In Chapter 2, “Two Fake bin Laden Videos in 2001?”, Griffin shows that two videos which purportedly showed bin Laden taking credit for the attacks of 9/11 and thus established his guilt for them, were not only very conveniently timed for the Bush and Blair administrations’ legislative and military agendas, but also were highly suspect for other reasons. One of them was never actually released, but simply claimed by the Blair government. The other showed a bin Laden who did not physically resemble the genuine bin Laden of earlier videos, in which he in fact denied responsibility for the 9/11 attacks. Griffin presents strong arguments that both claimed videos were faked, suggests likely motivations behind such a risky undertaking, and cites the opinions of experts (including the FBI) who came to this conclusion long ago.

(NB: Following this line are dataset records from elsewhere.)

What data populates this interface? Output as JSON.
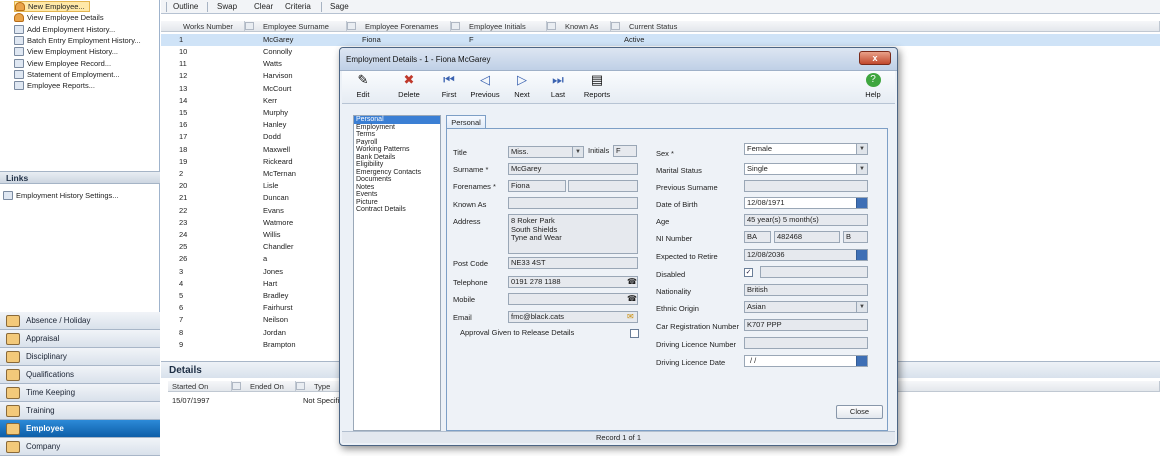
{
  "tasks": [
    {
      "label": "New Employee...",
      "icon": "person-icon",
      "selected": true
    },
    {
      "label": "View Employee Details",
      "icon": "person-icon"
    },
    {
      "label": "Add Employment History...",
      "icon": "document-icon"
    },
    {
      "label": "Batch Entry Employment History...",
      "icon": "document-icon"
    },
    {
      "label": "View Employment History...",
      "icon": "document-icon"
    },
    {
      "label": "View Employee Record...",
      "icon": "gear-icon"
    },
    {
      "label": "Statement of Employment...",
      "icon": "document-icon"
    },
    {
      "label": "Employee Reports...",
      "icon": "report-icon"
    }
  ],
  "links": {
    "title": "Links",
    "items": [
      "Employment History Settings..."
    ]
  },
  "nav": [
    "Absence / Holiday",
    "Appraisal",
    "Disciplinary",
    "Qualifications",
    "Time Keeping",
    "Training",
    "Employee",
    "Company"
  ],
  "nav_active": "Employee",
  "toolbar": [
    "Outline",
    "Swap",
    "Clear",
    "Criteria",
    "Sage"
  ],
  "grid": {
    "headers": [
      "Works Number",
      "Employee Surname",
      "Employee Forenames",
      "Employee Initials",
      "Known As",
      "Current Status"
    ],
    "first_row": {
      "works": "1",
      "surname": "McGarey",
      "forenames": "Fiona",
      "initials": "F",
      "status": "Active"
    },
    "rows": [
      [
        "10",
        "Connolly"
      ],
      [
        "11",
        "Watts"
      ],
      [
        "12",
        "Harvison"
      ],
      [
        "13",
        "McCourt"
      ],
      [
        "14",
        "Kerr"
      ],
      [
        "15",
        "Murphy"
      ],
      [
        "16",
        "Hanley"
      ],
      [
        "17",
        "Dodd"
      ],
      [
        "18",
        "Maxwell"
      ],
      [
        "19",
        "Rickeard"
      ],
      [
        "2",
        "McTernan"
      ],
      [
        "20",
        "Lisle"
      ],
      [
        "21",
        "Duncan"
      ],
      [
        "22",
        "Evans"
      ],
      [
        "23",
        "Watmore"
      ],
      [
        "24",
        "Willis"
      ],
      [
        "25",
        "Chandler"
      ],
      [
        "26",
        "a"
      ],
      [
        "3",
        "Jones"
      ],
      [
        "4",
        "Hart"
      ],
      [
        "5",
        "Bradley"
      ],
      [
        "6",
        "Fairhurst"
      ],
      [
        "7",
        "Neilson"
      ],
      [
        "8",
        "Jordan"
      ],
      [
        "9",
        "Brampton"
      ]
    ]
  },
  "details": {
    "title": "Details",
    "headers": [
      "Started On",
      "Ended On",
      "Type"
    ],
    "row": {
      "started": "15/07/1997",
      "type": "Not Specifi"
    }
  },
  "dialog": {
    "title": "Employment Details - 1 - Fiona McGarey",
    "close": "x",
    "tools": [
      "Edit",
      "Delete",
      "First",
      "Previous",
      "Next",
      "Last",
      "Reports",
      "Help"
    ],
    "sections": [
      "Personal",
      "Employment",
      "Terms",
      "Payroll",
      "Working Patterns",
      "Bank Details",
      "Eligibility",
      "Emergency Contacts",
      "Documents",
      "Notes",
      "Events",
      "Picture",
      "Contract Details"
    ],
    "tab": "Personal",
    "left": {
      "title_label": "Title",
      "title": "Miss.",
      "initials_label": "Initials",
      "initials": "F",
      "surname_label": "Surname *",
      "surname": "McGarey",
      "forenames_label": "Forenames *",
      "forenames": "Fiona",
      "known_as_label": "Known As",
      "known_as": "",
      "address_label": "Address",
      "address": [
        "8 Roker Park",
        "South Shields",
        "Tyne and Wear"
      ],
      "postcode_label": "Post Code",
      "postcode": "NE33 4ST",
      "telephone_label": "Telephone",
      "telephone": "0191 278 1188",
      "mobile_label": "Mobile",
      "mobile": "",
      "email_label": "Email",
      "email": "fmc@black.cats",
      "approval_label": "Approval Given to Release Details"
    },
    "right": {
      "sex_label": "Sex *",
      "sex": "Female",
      "marital_label": "Marital Status",
      "marital": "Single",
      "prev_surname_label": "Previous Surname",
      "prev_surname": "",
      "dob_label": "Date of Birth",
      "dob": "12/08/1971",
      "age_label": "Age",
      "age": "45 year(s) 5 month(s)",
      "ni_label": "NI Number",
      "ni": [
        "BA",
        "482468",
        "B"
      ],
      "retire_label": "Expected to Retire",
      "retire": "12/08/2036",
      "disabled_label": "Disabled",
      "disabled": true,
      "nationality_label": "Nationality",
      "nationality": "British",
      "ethnic_label": "Ethnic Origin",
      "ethnic": "Asian",
      "car_label": "Car Registration Number",
      "car": "K707 PPP",
      "licence_no_label": "Driving Licence Number",
      "licence_no": "",
      "licence_date_label": "Driving Licence Date",
      "licence_date": "/ /"
    },
    "close_button": "Close",
    "status": "Record 1 of 1"
  }
}
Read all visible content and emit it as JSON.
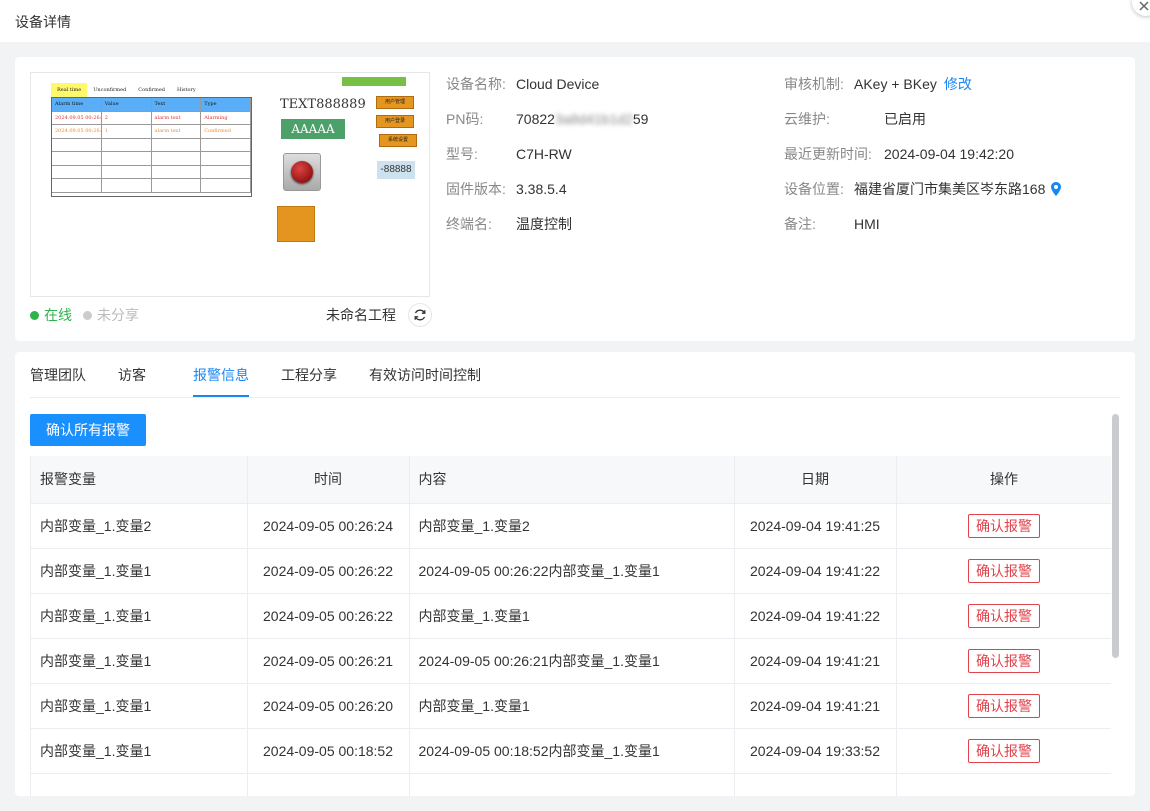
{
  "modal": {
    "title": "设备详情"
  },
  "preview": {
    "tabs": [
      "Real time",
      "Unconfirmed",
      "Confirmed",
      "History"
    ],
    "table_headers": [
      "Alarm time",
      "Value",
      "Text",
      "Type"
    ],
    "table_rows": [
      [
        "2024.09.05 00:26:24",
        "2",
        "alarm text",
        "Alarming"
      ],
      [
        "2024.09.05 00:26:24",
        "1",
        "alarm text",
        "Confirmed"
      ]
    ],
    "text_label": "TEXT888889",
    "button_text": "AAAAA",
    "side_buttons": [
      "用户管理",
      "用户登录",
      "系统设置"
    ],
    "number_display": "-88888"
  },
  "status": {
    "online": "在线",
    "shared": "未分享"
  },
  "project": {
    "name": "未命名工程"
  },
  "info": {
    "left": [
      {
        "label": "设备名称:",
        "value": "Cloud Device"
      },
      {
        "label": "PN码:",
        "value": "70822",
        "blurred": "3a8d41b1d2",
        "value_end": "59"
      },
      {
        "label": "型号:",
        "value": "C7H-RW"
      },
      {
        "label": "固件版本:",
        "value": "3.38.5.4"
      },
      {
        "label": "终端名:",
        "value": "温度控制"
      }
    ],
    "right": [
      {
        "label": "审核机制:",
        "value": "AKey + BKey",
        "link": "修改"
      },
      {
        "label": "云维护:",
        "value": "已启用"
      },
      {
        "label": "最近更新时间:",
        "value": "2024-09-04 19:42:20"
      },
      {
        "label": "设备位置:",
        "value": "福建省厦门市集美区岑东路168"
      },
      {
        "label": "备注:",
        "value": "HMI"
      }
    ]
  },
  "tabs": [
    "管理团队",
    "访客",
    "报警信息",
    "工程分享",
    "有效访问时间控制"
  ],
  "active_tab": "报警信息",
  "actions": {
    "confirm_all": "确认所有报警"
  },
  "table": {
    "headers": [
      "报警变量",
      "时间",
      "内容",
      "日期",
      "操作"
    ],
    "rows": [
      {
        "variable": "内部变量_1.变量2",
        "time": "2024-09-05 00:26:24",
        "content": "内部变量_1.变量2",
        "date": "2024-09-04 19:41:25",
        "action": "确认报警"
      },
      {
        "variable": "内部变量_1.变量1",
        "time": "2024-09-05 00:26:22",
        "content": "2024-09-05 00:26:22内部变量_1.变量1",
        "date": "2024-09-04 19:41:22",
        "action": "确认报警"
      },
      {
        "variable": "内部变量_1.变量1",
        "time": "2024-09-05 00:26:22",
        "content": "内部变量_1.变量1",
        "date": "2024-09-04 19:41:22",
        "action": "确认报警"
      },
      {
        "variable": "内部变量_1.变量1",
        "time": "2024-09-05 00:26:21",
        "content": "2024-09-05 00:26:21内部变量_1.变量1",
        "date": "2024-09-04 19:41:21",
        "action": "确认报警"
      },
      {
        "variable": "内部变量_1.变量1",
        "time": "2024-09-05 00:26:20",
        "content": "内部变量_1.变量1",
        "date": "2024-09-04 19:41:21",
        "action": "确认报警"
      },
      {
        "variable": "内部变量_1.变量1",
        "time": "2024-09-05 00:18:52",
        "content": "2024-09-05 00:18:52内部变量_1.变量1",
        "date": "2024-09-04 19:33:52",
        "action": "确认报警"
      },
      {
        "variable": "",
        "time": "",
        "content": "",
        "date": "",
        "action": ""
      }
    ]
  },
  "colors": {
    "primary": "#1a90ff",
    "online": "#2cb34a",
    "danger": "#e0434b"
  }
}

In Chapter 3, “Purported bin Laden Messages After 2001”, Griffin argues that if fake bin Laden videos were produced in this early period, when he was probably still alive, then there is even stronger reason to be suspicious of “bin Laden videos” or other claimed “messages” that were released later, after all communications intercepts from him had ceased and many experts had concluded that he was dead. Yet, in subsequent years, a long series of such dubious “bin Laden messages” were released. Griffin presents an exhaustive survey of 19 of these, from an “email message” of March, 2002 to the “bin Laden audiotape” of January 14, 2009. For each and every one, Griffin identifies key indications of fakery or strong reasons to be suspicious of its authenticity. In the course of the discussion of the messages, he establishes that the technical capability to fabricate fake messages of the different types already existed.

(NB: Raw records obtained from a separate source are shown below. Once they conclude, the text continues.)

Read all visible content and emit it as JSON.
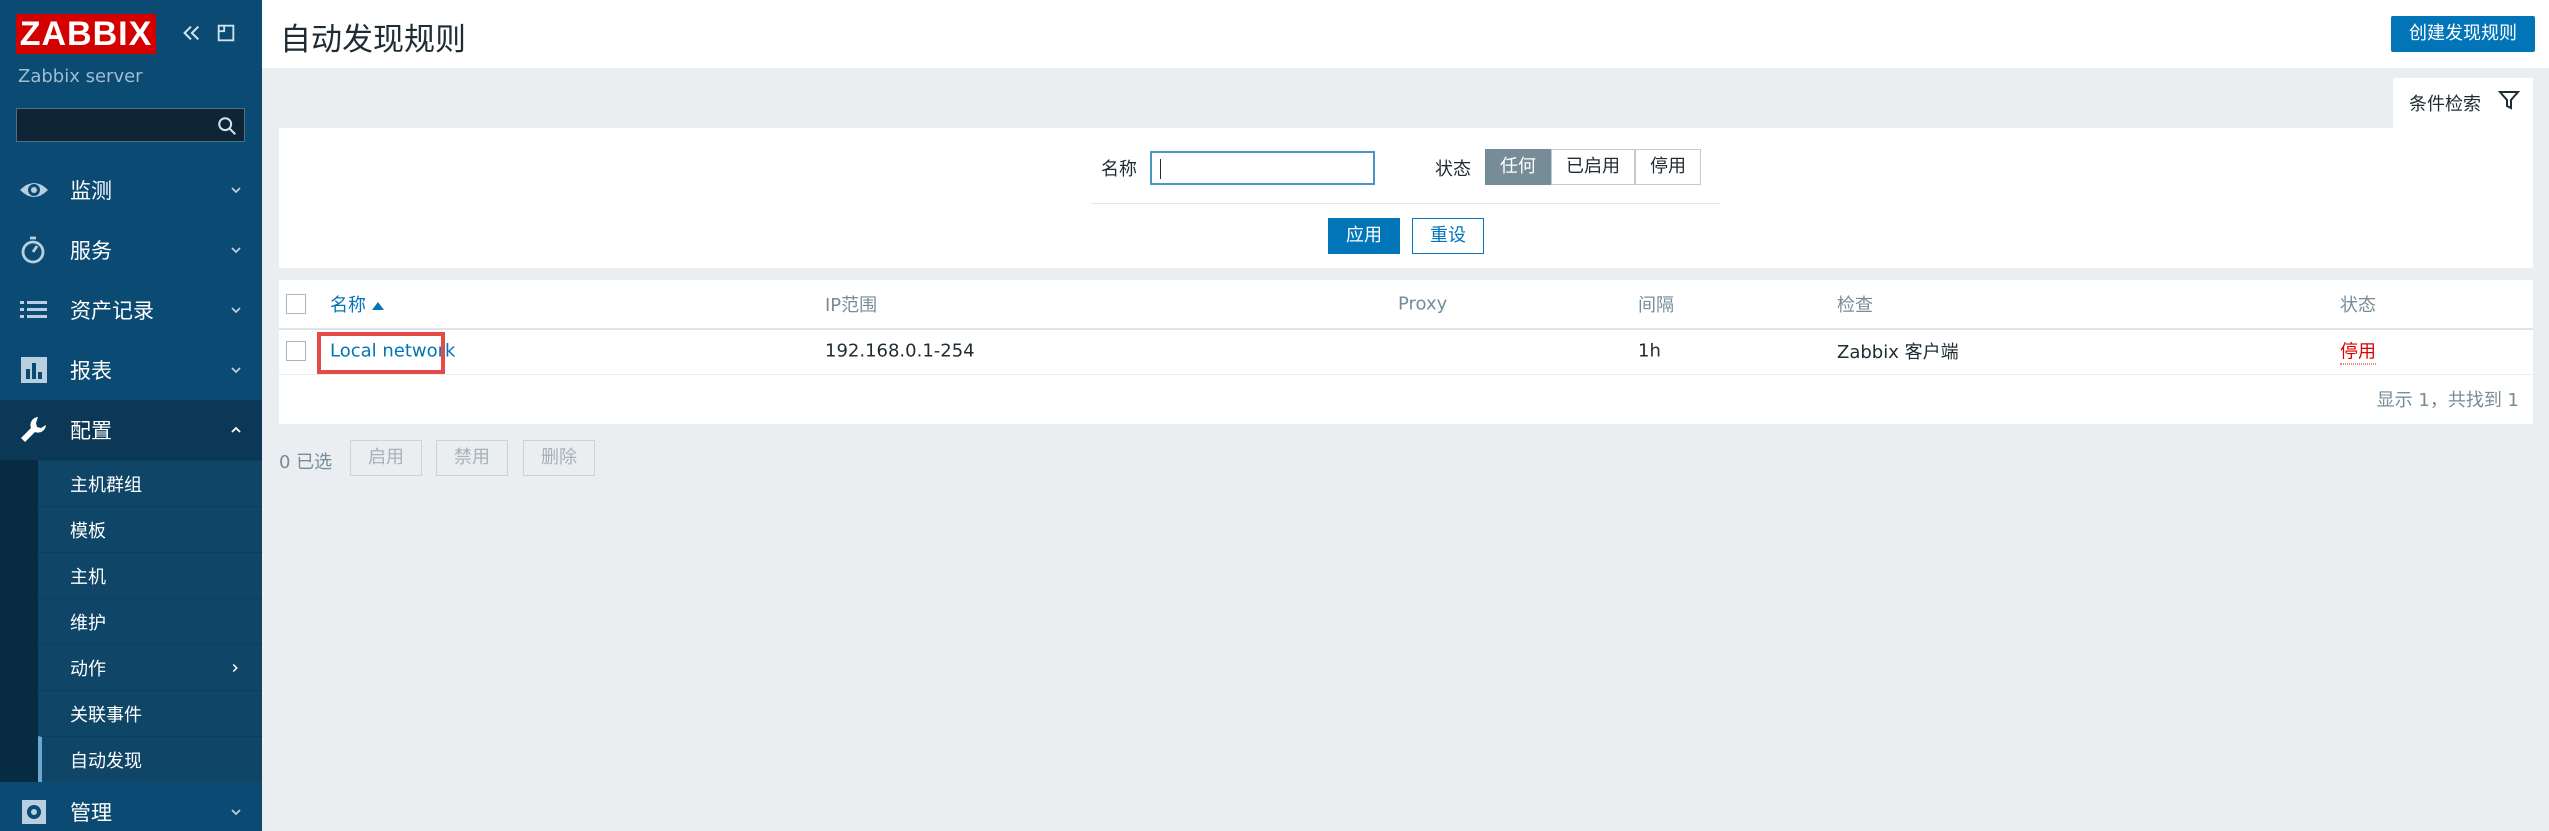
{
  "sidebar": {
    "logo": "ZABBIX",
    "server_name": "Zabbix server",
    "search_placeholder": "",
    "menu": [
      {
        "label": "监测",
        "icon": "eye-icon"
      },
      {
        "label": "服务",
        "icon": "stopwatch-icon"
      },
      {
        "label": "资产记录",
        "icon": "list-icon"
      },
      {
        "label": "报表",
        "icon": "chart-icon"
      },
      {
        "label": "配置",
        "icon": "wrench-icon"
      },
      {
        "label": "管理",
        "icon": "gear-icon"
      }
    ],
    "submenu": [
      {
        "label": "主机群组"
      },
      {
        "label": "模板"
      },
      {
        "label": "主机"
      },
      {
        "label": "维护"
      },
      {
        "label": "动作"
      },
      {
        "label": "关联事件"
      },
      {
        "label": "自动发现"
      }
    ]
  },
  "header": {
    "title": "自动发现规则",
    "create_button": "创建发现规则"
  },
  "filter": {
    "tab_label": "条件检索",
    "name_label": "名称",
    "name_value": "",
    "status_label": "状态",
    "status_options": [
      "任何",
      "已启用",
      "停用"
    ],
    "status_selected": "任何",
    "apply_label": "应用",
    "reset_label": "重设"
  },
  "table": {
    "headers": {
      "name": "名称",
      "ip_range": "IP范围",
      "proxy": "Proxy",
      "interval": "间隔",
      "checks": "检查",
      "status": "状态"
    },
    "rows": [
      {
        "name": "Local network",
        "ip_range": "192.168.0.1-254",
        "proxy": "",
        "interval": "1h",
        "checks": "Zabbix 客户端",
        "status": "停用"
      }
    ],
    "footer": "显示 1，共找到 1"
  },
  "actions": {
    "selected": "0 已选",
    "enable": "启用",
    "disable": "禁用",
    "delete": "删除"
  },
  "colors": {
    "sidebar": "#0b4a72",
    "accent": "#0275b8",
    "logo": "#d40000",
    "disabled_status": "#dc0000",
    "highlight": "#e34a4a"
  }
}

In Chapter 4, Griffin turns to the important question “Who Might Have Been Motivated To Fabricate Messages?” He shows that the US military in the run-up to the invasion of Iraq in 2003 employed a psychological operations unit to produce bogus evidence of a link between Saddam Hussein and Al Qaeda, as a pretext for the invasion. The psyops unit produced a “letter” from a Jordanian in Iraq, Abu Musab Al-Zarqawi, that was then “intercepted”, purportedly enroute to Al Qaeda leaders in Afghanistan. The psyop was advanced after the invasion by the New York Times reporter Dexter Filkins, who wrote front-page stories presenting the “evidence” as genuine. Journalists at other organizations, including Newsweek magazine and The Telegraph of London, however, thought it highly likely at the time that the letter was bogus. Griffin concludes that the target of the psychological operation was the US public. He asks, could something very similar have been going on with the “bin Laden messages”? Does the US government desire to expand its war operations anywhere, say into the precise places it claims bin Laden is still living in? Based on the evidence Griffin presents, there is no reason to assume that comparable psyops would not be utilized to achieve this goal.

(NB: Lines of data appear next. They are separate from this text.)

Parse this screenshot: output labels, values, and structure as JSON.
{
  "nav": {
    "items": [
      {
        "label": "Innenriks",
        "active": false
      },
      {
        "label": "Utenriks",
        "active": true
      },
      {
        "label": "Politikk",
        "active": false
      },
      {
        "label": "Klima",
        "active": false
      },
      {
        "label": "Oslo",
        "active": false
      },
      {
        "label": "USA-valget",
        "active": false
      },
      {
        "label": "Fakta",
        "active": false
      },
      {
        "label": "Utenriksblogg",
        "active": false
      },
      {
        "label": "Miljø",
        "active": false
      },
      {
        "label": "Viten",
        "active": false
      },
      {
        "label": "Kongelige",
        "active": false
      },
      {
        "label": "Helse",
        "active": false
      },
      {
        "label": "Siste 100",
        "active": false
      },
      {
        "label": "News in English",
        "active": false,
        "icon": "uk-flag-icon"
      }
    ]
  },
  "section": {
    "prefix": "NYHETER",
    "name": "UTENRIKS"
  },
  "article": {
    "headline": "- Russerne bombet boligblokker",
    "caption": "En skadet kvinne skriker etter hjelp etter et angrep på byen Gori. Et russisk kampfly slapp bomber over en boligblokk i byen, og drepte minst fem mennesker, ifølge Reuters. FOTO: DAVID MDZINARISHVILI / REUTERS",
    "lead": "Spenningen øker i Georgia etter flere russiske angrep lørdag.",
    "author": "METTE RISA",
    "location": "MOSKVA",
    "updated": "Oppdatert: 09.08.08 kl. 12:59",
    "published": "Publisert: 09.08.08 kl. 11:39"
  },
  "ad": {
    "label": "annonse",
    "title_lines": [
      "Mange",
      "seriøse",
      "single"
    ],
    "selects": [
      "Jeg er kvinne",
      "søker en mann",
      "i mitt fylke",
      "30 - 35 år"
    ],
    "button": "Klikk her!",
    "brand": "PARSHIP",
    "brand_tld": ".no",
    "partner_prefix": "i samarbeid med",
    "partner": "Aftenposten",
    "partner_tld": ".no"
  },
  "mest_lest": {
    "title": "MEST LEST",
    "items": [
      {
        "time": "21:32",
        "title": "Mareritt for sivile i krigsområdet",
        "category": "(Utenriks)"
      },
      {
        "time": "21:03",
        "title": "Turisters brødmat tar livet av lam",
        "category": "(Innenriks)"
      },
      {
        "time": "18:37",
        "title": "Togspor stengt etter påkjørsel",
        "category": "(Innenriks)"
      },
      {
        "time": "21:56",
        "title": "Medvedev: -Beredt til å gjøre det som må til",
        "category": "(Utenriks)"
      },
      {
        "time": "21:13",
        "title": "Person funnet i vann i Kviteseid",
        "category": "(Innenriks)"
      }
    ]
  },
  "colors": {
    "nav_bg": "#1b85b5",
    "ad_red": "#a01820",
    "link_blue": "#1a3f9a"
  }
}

In Chapter 5, “The Convenient Timing of Many of the Messages”, Griffin shows that another reason to suspect the inauthenticity of the “bin Laden messages” is that they frequently were released at key moments when they would benefit the Bush administration in the pursuit of particular objectives. In other words, the “messages” were almost always objectively detrimental to the enemies of the US, and beneficial to the Bush administration or the Blair government. Griffin lists 11 specific instances of this unusual characteristic of the “messages.”
Osama Bin Laden: Dead Or Alive? by David Ray Griffin is a book to rally around – that is, a basis on which we can mobilize and organize resistance to yet another incalculably bloody war of aggression by the predatory military-industrial-financial elite that runs this country, and is running it into the abyss. Griffin has placed a strong weapon of truth in our hands with which to stop the brutal war in Afghanistan and Pakistan. Let’s use it!